Cor nahm den Umschlag. Es geschehe.“

„Ich kann mich auf Sie verlassen?“

„Auf wen, wenn nicht auf mich? Ich weiche nicht vom Weg ab.“

„Wie werde ich wissen, ob Sie erfolgreich waren?“

„Ich setze mich mit Ihnen in Verbindung“, war alles, was Cor darauf antwortete. Er ließ sich nicht in die Karten blicken.

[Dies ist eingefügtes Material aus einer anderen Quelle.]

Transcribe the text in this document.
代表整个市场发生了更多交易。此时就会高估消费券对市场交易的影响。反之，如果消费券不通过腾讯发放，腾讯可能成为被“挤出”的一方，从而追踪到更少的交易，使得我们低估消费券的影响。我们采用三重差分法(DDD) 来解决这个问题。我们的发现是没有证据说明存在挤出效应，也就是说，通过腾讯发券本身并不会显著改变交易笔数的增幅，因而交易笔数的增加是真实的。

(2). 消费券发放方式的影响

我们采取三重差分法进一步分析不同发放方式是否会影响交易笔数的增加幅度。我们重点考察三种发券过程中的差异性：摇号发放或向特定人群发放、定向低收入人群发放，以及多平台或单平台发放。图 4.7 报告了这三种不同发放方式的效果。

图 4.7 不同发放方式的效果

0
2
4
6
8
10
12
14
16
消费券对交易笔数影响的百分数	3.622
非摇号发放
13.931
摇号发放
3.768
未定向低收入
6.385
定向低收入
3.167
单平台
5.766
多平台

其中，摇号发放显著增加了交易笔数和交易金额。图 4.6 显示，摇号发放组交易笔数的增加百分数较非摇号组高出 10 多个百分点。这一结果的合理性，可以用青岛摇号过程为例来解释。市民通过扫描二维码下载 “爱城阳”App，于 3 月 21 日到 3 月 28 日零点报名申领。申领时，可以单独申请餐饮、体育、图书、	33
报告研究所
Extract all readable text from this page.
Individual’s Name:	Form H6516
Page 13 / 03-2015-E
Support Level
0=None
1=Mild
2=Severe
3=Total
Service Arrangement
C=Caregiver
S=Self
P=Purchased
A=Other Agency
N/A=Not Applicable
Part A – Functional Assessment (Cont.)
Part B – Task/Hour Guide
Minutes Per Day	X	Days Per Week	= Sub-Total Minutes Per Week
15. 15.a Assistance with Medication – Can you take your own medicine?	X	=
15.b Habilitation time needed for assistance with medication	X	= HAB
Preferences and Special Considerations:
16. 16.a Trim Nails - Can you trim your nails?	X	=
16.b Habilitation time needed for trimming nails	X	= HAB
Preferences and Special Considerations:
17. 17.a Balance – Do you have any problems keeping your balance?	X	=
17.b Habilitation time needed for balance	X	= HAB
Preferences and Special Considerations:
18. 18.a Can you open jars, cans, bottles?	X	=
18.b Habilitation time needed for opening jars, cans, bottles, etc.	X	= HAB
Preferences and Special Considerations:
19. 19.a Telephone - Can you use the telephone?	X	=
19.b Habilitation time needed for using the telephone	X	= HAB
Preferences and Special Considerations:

„Wann kann ich damit rechnen?“, hakte der Ältere nach.

Cor zuckte mit den Schultern. „Ich treffe keine zeitlichen Voraussagen.“

„Ja, dann...“ Der Ältere blickte sich unschlüssig um. „Dann... bis bald.“ Er wollte nur noch weg von hier, weg von diesem Typen.

„Nicht so schnell.“

„Ja?“

„Was wird aus Ihrer Frau?“, wollte Cor wissen.

Diesmal war es am Älteren, sich nicht in die Karten blicken zu lassen. „Überlassen Sie das mir“, sagte er und trat aus dem Schein der Lampe zurück in die Dunkelheit der Nacht.